Uma falha de segurança crítica foi identificada no plugin Everest Forms Pro, utilizado em sites WordPress, afetando cerca de 4.000 instalações ativas. A vulnerabilidade, classificada como CVE-2026-3300, possui uma pontuação CVSS de 9.8 e permite a execução remota de código, resultando na possibilidade de comprometimento total do site. O problema reside na função process_filter() do addon de Cálculo, que concatena valores de campos de formulário submetidos pelo usuário em uma string de código PHP sem a devida sanitização, permitindo que atacantes não autenticados injetem e executem código PHP arbitrário. Desde o início das tentativas de exploração em 13 de abril de 2026, mais de 29.300 tentativas de ataque foram bloqueadas, com um padrão comum de criação de contas de administrador maliciosas.
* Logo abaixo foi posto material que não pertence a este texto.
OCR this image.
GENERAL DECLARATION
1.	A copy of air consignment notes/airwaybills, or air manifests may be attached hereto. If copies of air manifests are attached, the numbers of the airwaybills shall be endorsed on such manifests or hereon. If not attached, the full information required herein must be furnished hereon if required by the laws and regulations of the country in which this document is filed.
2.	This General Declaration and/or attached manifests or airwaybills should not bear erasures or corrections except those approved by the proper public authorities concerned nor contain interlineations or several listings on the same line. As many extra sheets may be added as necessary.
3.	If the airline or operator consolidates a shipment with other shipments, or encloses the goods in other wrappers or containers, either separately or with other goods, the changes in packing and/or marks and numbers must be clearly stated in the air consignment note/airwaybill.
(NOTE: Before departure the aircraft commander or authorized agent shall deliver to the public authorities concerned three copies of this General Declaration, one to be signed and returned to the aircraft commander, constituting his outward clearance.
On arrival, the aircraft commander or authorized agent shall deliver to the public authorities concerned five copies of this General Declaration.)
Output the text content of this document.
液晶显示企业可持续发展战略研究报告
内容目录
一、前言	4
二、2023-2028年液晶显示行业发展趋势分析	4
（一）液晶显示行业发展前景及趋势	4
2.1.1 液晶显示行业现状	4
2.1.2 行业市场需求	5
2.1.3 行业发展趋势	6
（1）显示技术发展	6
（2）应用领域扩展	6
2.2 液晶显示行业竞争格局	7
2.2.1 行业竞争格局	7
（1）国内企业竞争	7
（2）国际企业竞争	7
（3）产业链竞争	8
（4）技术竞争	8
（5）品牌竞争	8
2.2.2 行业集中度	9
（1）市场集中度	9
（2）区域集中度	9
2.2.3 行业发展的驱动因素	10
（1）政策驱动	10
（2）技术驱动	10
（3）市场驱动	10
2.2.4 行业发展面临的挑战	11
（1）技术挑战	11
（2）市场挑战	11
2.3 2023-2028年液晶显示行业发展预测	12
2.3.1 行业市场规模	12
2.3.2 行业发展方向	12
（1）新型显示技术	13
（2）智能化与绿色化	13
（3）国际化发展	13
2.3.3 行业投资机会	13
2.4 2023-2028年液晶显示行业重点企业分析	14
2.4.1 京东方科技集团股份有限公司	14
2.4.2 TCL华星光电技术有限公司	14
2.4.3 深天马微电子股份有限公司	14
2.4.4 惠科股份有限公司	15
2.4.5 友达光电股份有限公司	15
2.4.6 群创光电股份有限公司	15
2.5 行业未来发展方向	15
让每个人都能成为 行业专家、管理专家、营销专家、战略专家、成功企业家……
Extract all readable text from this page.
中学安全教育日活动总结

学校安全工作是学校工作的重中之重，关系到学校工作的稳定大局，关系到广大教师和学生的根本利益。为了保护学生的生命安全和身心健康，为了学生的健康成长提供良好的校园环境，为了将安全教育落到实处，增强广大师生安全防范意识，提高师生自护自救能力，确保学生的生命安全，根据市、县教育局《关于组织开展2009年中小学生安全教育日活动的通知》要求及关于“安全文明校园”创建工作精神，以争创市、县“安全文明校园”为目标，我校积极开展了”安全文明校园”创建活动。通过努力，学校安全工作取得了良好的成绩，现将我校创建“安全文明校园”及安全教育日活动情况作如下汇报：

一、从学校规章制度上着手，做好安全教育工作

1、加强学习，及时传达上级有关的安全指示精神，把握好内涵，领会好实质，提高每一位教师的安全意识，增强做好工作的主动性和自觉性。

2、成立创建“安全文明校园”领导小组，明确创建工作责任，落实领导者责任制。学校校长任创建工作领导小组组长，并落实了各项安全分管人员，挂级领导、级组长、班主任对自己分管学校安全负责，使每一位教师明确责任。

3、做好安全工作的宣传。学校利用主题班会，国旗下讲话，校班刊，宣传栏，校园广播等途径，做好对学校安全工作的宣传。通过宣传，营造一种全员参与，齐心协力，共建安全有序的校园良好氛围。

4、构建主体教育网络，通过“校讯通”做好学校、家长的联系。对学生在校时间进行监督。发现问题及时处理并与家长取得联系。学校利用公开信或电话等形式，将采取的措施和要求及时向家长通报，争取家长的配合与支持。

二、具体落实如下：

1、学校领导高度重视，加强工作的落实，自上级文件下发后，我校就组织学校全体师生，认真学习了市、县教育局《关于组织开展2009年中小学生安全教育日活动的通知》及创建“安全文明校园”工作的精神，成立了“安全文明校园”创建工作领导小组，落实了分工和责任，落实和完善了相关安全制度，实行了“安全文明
Além disso, a Sansec alertou sobre campanhas de skimmer que utilizam Stripe como servidor de comando e controle, aproveitando-se da reputação da marca para evitar detecções. Essas campanhas têm como alvo páginas de checkout de plataformas como Magento e Adobe Commerce, extraindo dados financeiros de usuários desavisados. A combinação dessas vulnerabilidades e ataques representa um risco significativo para a segurança de sites e dados de clientes.